İktidarın kanunları hiçe saydığını, verilen kararların hiçbirini uygulamadığını dile getiren Bulut, "Bu iktidar ülkenin devasa adalet saraylarıyla övünüp, adalet dağıtmayan bir iktidar. Biz buna karşı mücadele ediyoruz" diye belirtti.

ESP Eş Genel Başkanı Şahin Tümüklü, verilen hukuki kararlara rağmen arkadaşlarının talimatlar üzerine içeride tutulduğunu dile getirerek şöyle dedi:

"AKP Başkanı ve onun Adalet Bakanı ile İçişleri Bakanı talimatla bir savaşta ve bir savaş esirine davranır gibi siyasi tutsaklarımıza hukuku hiçbir kararı uygulamayacağını alenen ilan ediyor.
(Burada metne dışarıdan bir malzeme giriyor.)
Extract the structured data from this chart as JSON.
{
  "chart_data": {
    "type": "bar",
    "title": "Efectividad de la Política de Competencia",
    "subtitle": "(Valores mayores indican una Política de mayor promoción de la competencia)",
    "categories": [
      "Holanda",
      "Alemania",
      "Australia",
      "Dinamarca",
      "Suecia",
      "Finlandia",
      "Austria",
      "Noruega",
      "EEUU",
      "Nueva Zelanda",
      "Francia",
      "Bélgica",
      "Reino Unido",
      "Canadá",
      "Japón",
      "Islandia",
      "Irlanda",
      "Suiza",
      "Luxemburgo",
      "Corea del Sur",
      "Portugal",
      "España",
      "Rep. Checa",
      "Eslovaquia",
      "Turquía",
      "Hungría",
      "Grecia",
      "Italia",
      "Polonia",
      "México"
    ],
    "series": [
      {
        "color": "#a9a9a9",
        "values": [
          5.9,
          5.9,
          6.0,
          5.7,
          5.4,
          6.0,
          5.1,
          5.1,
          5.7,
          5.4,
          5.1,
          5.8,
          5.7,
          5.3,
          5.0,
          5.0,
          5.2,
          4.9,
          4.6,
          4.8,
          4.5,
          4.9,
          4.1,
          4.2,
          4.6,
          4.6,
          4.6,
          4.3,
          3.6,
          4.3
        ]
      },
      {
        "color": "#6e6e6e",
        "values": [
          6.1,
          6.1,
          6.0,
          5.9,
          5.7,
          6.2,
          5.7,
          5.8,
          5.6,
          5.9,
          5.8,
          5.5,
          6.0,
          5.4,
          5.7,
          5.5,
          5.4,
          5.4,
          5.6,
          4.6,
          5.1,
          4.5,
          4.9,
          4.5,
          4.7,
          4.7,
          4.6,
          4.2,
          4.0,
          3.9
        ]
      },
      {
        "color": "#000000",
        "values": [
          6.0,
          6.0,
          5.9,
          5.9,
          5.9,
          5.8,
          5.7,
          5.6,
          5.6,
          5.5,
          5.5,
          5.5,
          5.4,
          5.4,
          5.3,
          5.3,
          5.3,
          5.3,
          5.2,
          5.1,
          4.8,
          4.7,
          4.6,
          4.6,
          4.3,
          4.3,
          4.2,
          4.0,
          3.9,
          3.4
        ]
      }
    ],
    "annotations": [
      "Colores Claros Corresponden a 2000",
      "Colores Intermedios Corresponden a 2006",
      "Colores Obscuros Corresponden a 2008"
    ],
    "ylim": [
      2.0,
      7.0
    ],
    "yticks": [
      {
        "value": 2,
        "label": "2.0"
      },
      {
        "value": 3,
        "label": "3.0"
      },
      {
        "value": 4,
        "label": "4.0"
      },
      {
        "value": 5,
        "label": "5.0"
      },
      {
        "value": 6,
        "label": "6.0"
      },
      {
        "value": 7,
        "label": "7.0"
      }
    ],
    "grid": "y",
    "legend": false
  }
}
Biz de buradan ona sesleniyoruz, Selahattin Başkan’ın dediği gibi; ‘Cesareti bu ülkede hakları için, özgürlükleri için dövüşenlerle birlikte ezilenlere ulaştıracağız’ biz de bu cesaretle birleşik mücadeleyi örgütleyeceğiz ve söküp alacağız."

'KARANLIKTAN BESLENİYORLAR'

DBP Eş Genel Başkanı Saliha Aydeniz de birlikte mücadele etmenin önemini vurguladığı konuşmasında, "Bugün siyasi tutsak olarak tuttukları arkadaşlarımızın, siyasi rehin gibi tutulduklarını biliyoruz. Çünkü bu iktidarlar, faşizmden, karanlıktan, baskıdan, zulümden besleniyorlar" dedi. Sözlerine Kürtçe devam eden Aydeniz, "Kürdistan’ın özgürleşmesi, Türkiye’nin demokratikleşmesi için mücadeleye devam edeceğiz. Bizler bugün eşitlik, adalet, barış için buradayız" dedi.

NE OLMUŞTU?

AİHM, Demirtaş'ın derhal serbest bırakılması yönünde bir karar vermişti. İktidar kanadı ise bu kararı tanımayacaklarını belirten söylemlerde bulunmuştu. AİHM, geçtiğimiz gün Demirtaş'ın ikinci tutukluluğuyla ilgili Türkiye'den savunma istedi.